The standard adult dose of DEXTROSE 10% AND SODIUM CHLORIDE 0.11% IN PLASTIC CONTAINER is: Intravenous infusion; dose depends on fluid and caloric needs, typically 100-200 m L/hour for maintenance in adults. Maximum infusion rate: 0.5 g/kg/hour dextrose.. The standard adult dose of AMINOPHYLLINE IN SODIUM CHLORIDE 0.45% IN PLASTIC CONTAINER is: Loading dose: 5-6 mg/kg IV over 20-30 minutes (if not on theophylline). Maintenance: 0.5-0.7 mg/kg/h IV continuous infusion.. Dosing should always be individualized based on indication, renal and hepatic function, age, and other patient factors.
A moderate-severity drug interaction has been identified when combining DEXTROSE 10% AND SODIUM CHLORIDE 0.11% IN PLASTIC CONTAINER and AMINOPHYLLINE IN SODIUM CHLORIDE 0.45% IN PLASTIC CONTAINER. The risk or severity of adverse effects can be increased when Sodium chloride is combined with Tolvaptan. Consult your prescriber before combining these medications.

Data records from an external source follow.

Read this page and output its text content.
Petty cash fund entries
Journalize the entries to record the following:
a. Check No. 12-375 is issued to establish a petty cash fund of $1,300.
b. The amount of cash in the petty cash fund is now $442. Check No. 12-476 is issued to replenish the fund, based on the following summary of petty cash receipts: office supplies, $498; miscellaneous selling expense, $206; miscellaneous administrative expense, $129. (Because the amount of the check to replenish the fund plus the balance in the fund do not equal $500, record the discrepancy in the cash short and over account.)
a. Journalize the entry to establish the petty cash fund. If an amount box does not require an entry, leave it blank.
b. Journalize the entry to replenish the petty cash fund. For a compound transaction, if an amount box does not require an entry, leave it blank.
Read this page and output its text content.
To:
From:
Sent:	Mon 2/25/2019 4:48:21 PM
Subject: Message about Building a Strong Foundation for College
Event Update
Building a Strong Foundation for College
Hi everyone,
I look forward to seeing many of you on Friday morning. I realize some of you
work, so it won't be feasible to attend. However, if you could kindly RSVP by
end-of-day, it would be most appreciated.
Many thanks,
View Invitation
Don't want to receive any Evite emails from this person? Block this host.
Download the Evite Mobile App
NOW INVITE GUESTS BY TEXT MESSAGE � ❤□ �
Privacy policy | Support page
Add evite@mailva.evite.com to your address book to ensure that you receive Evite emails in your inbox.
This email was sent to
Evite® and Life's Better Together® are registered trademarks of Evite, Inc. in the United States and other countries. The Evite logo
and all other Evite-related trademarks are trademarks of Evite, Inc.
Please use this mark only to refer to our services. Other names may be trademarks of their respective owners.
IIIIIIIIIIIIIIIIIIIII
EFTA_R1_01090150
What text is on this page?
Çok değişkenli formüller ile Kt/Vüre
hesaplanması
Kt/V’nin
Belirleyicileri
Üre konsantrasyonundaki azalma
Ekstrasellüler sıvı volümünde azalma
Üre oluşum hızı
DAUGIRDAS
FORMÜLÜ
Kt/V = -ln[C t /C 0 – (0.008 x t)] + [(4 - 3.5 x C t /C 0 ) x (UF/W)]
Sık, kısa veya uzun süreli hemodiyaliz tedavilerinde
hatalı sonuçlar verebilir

The maternal-fetal safety profiles differ. DEXTROSE 10% AND SODIUM CHLORIDE 0.11% IN PLASTIC CONTAINER is classified as Category A/B. No known teratogenic risk. Dextrose and sodium chloride are physiologic components; hyperglycemia from high dextrose doses may be associated with fetal macrosomia and neonatal hypo. AMINOPHYLLINE IN SODIUM CHLORIDE 0.45% IN PLASTIC CONTAINER is classified as Category A/B. Pregnancy Category C. First trimester: Limited human data; animal studies show no teratogenicity but some developmental delays at high doses. Second and third trimesters: Use only . Always consult a maternal-fetal medicine specialist before taking either drug during pregnancy or lactation.